Ora, ha appreso NBC News, l’FBI, il procuratore generale dell’Alaska e l’ufficio della procura degli Stati Uniti in Alaska stanno tutti indagando se due o più persone abbiano cospirato per creare una sfida per la campagna di Sullivan con l’obiettivo di confondere gli elettori, danneggiare l’elettorato e aumentare i voti a Peltola.

È possibile che sia i Sullivan che i Peltola possano essere tutti al voto di novembre, dal momento che i primi quattro elettori del 18 agosto avanzeranno alle elezioni generali, indipendentemente dall’affiliazione partitica. La competizione per le elezioni generali viene quindi decisa con un voto preferito.

La corsa al Senato dell’Alaska sarà fondamentale nella battaglia per il controllo del Senato nelle elezioni di medio termine di novembre, con i democratici che cercheranno di guadagnare quattro seggi per controllare la camera. E i democratici ritengono Peltola un candidato forte, affermando che l’Alaska è la loro migliore possibilità per coglierla, anche se il presidente Donald Trump ha vinto lo stato con 13 punti di vantaggio nel 2024.
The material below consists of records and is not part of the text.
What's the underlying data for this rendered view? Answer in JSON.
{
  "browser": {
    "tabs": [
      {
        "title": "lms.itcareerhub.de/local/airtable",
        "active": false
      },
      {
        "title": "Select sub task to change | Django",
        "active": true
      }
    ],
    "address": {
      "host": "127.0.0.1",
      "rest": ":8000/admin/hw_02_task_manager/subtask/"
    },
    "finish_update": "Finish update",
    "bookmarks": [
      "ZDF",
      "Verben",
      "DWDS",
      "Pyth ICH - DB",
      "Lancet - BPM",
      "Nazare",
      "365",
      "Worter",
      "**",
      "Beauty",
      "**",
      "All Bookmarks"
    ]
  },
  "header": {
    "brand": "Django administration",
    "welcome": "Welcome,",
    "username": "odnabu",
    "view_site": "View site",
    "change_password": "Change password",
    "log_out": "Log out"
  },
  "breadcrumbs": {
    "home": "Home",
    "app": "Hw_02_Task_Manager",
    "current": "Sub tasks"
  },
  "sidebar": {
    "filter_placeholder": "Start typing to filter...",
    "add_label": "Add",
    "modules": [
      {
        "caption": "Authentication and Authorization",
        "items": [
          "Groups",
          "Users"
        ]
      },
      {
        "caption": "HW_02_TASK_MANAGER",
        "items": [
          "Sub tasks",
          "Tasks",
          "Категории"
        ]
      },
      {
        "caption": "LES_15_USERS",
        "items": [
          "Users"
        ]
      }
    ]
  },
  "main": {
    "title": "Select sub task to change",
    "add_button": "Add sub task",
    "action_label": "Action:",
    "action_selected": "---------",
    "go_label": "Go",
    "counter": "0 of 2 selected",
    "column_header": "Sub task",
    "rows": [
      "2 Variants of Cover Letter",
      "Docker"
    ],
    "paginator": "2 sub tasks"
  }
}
Una delle persone che hanno familiarità con l’indagine ha detto che l’ufficio del procuratore generale dell’Alaska ha iniziato le indagini per verificare se le leggi statali fossero state violate prima che gli investigatori federali iniziassero le loro indagini. Un’indagine federale sta esaminando una possibile frode telematica o una cospirazione per privare gli elettori dell’Alaska di un processo elettorale libero ed equo, che potrebbe costituire una violazione dei diritti civili, hanno detto le persone.
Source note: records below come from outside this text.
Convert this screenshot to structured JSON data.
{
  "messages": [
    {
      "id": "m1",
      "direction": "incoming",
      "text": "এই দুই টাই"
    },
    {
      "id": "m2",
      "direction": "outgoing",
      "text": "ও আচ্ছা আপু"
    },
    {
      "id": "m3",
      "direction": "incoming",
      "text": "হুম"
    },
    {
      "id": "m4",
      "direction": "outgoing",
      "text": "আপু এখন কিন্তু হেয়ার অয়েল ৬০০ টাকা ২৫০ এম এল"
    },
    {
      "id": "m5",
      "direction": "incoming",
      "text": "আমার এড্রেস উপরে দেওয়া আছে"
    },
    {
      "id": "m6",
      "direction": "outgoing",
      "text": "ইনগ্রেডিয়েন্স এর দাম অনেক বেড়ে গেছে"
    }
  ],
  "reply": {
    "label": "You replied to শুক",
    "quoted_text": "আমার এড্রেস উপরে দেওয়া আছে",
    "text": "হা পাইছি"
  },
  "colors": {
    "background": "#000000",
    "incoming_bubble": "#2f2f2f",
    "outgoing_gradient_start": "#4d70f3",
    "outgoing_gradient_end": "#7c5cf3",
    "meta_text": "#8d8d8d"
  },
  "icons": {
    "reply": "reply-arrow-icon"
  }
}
Sam Curtis, portavoce dell’ufficio del procuratore generale dell’Alaska, ha rifiutato di commentare se tale indagine esista.
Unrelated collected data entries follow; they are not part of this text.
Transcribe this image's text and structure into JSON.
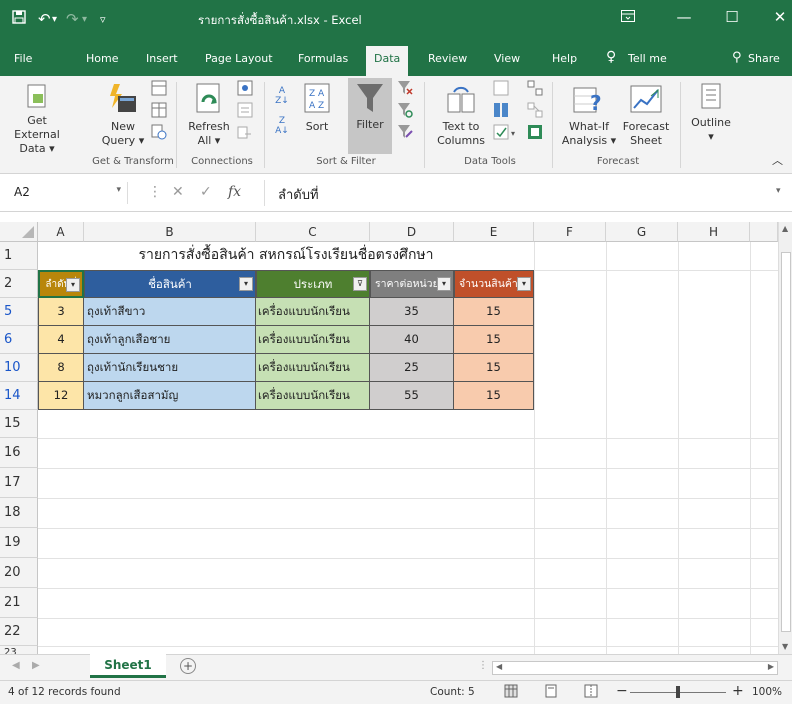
{
  "window": {
    "title": "รายการสั่งซื้อสินค้า.xlsx  -  Excel",
    "accent": "#217346"
  },
  "quick_access": [
    "save-icon",
    "undo-icon",
    "redo-icon",
    "customize-icon"
  ],
  "tabs": [
    {
      "label": "File"
    },
    {
      "label": "Home"
    },
    {
      "label": "Insert"
    },
    {
      "label": "Page Layout"
    },
    {
      "label": "Formulas"
    },
    {
      "label": "Data",
      "active": true
    },
    {
      "label": "Review"
    },
    {
      "label": "View"
    },
    {
      "label": "Help"
    },
    {
      "label": "Tell me"
    },
    {
      "label": "Share"
    }
  ],
  "ribbon": {
    "get_external": "Get External",
    "get_external2": "Data ▾",
    "new_query": "New",
    "new_query2": "Query ▾",
    "refresh": "Refresh",
    "refresh2": "All ▾",
    "sort": "Sort",
    "filter": "Filter",
    "text_to_columns": "Text to",
    "text_to_columns2": "Columns",
    "whatif": "What-If",
    "whatif2": "Analysis ▾",
    "forecast": "Forecast",
    "forecast2": "Sheet",
    "outline": "Outline",
    "outline2": "▾",
    "groups": {
      "get_transform": "Get & Transform",
      "connections": "Connections",
      "sort_filter": "Sort & Filter",
      "data_tools": "Data Tools",
      "forecast": "Forecast"
    }
  },
  "formula_bar": {
    "name_box": "A2",
    "value": "ลำดับที่",
    "fx": "fx"
  },
  "columns": [
    "A",
    "B",
    "C",
    "D",
    "E",
    "F",
    "G",
    "H"
  ],
  "sheet": {
    "title": "รายการสั่งซื้อสินค้า สหกรณ์โรงเรียนชื่อตรงศึกษา",
    "headers": [
      "ลำดับที่",
      "ชื่อสินค้า",
      "ประเภท",
      "ราคาต่อหน่วย",
      "จำนวนสินค้า"
    ],
    "header_colors": [
      "#b8860b",
      "#2e5e9e",
      "#4e7f2f",
      "#7f7f7f",
      "#c0502a"
    ],
    "body_colors": [
      "#fde5a8",
      "#bdd7ee",
      "#c6e0b4",
      "#d0cece",
      "#f8cbad"
    ],
    "rows": [
      {
        "row": "5",
        "cells": [
          "3",
          "ถุงเท้าสีขาว",
          "เครื่องแบบนักเรียน",
          "35",
          "15"
        ]
      },
      {
        "row": "6",
        "cells": [
          "4",
          "ถุงเท้าลูกเสือชาย",
          "เครื่องแบบนักเรียน",
          "40",
          "15"
        ]
      },
      {
        "row": "10",
        "cells": [
          "8",
          "ถุงเท้านักเรียนชาย",
          "เครื่องแบบนักเรียน",
          "25",
          "15"
        ]
      },
      {
        "row": "14",
        "cells": [
          "12",
          "หมวกลูกเสือสามัญ",
          "เครื่องแบบนักเรียน",
          "55",
          "15"
        ]
      }
    ],
    "empty_rows": [
      "15",
      "16",
      "17",
      "18",
      "19",
      "20",
      "21",
      "22",
      "23"
    ],
    "title_row": "1",
    "header_row": "2"
  },
  "sheet_tabs": {
    "active": "Sheet1",
    "add": "+"
  },
  "status": {
    "records": "4 of 12 records found",
    "count": "Count: 5",
    "zoom": "100%"
  }
}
“Il Dipartimento Legale generalmente non confermerà o negherà l’esistenza di un’indagine penale”, ha detto Curtis in una nota. “Cioè, l’ufficio del procuratore generale dell’Alaska non è un’agenzia investigativa. Qualsiasi accusa di condotta criminale è sottoposta alla legge federale, statale o locale.”

Persone che hanno familiarità con l’indagine affermano che non è ancora chiaro chi dovrà affrontare potenziali accuse nell’indagine statale o federale, o se ciò potrebbe influenzare le prossime elezioni.

Il procuratore americano Michael Hyman è stato nominato dall’amministrazione Trump, mentre il procuratore ad interim dell’Alaska Cori Mills è stato nominato dal governatore repubblicano Mike Dunleavy.

In un comunicato, Harry Child, portavoce di Peltola, ha negato che la sua campagna avesse qualcosa a che fare con il rivale Dan Sullivan.

“La nostra campagna non ha alcun coinvolgimento con la campagna Sullivan. Mary è focalizzata sulla riduzione dei costi in Alaska, e la nostra campagna si collegherà con gli abitanti dell’Alaska in tutto lo stato per assicurarsi che le loro voci siano ascoltate il giorno delle elezioni”, ha detto Child a NBC News.

La campagna del senatore Sullivan ha rifiutato di commentare, mentre la campagna lobbista di Sullivan non ha risposto ad una richiesta di commento.

In una recente intervista con l’Associated Press, Sullivan, un nuovo arrivato politico, ha negato qualsiasi coordinamento o contatto con la campagna Peltola, il Partito Democratico statale o qualsiasi esperto democratico.

I portavoce dell’ufficio della procura americana in Alaska non hanno risposto alle richieste di commento.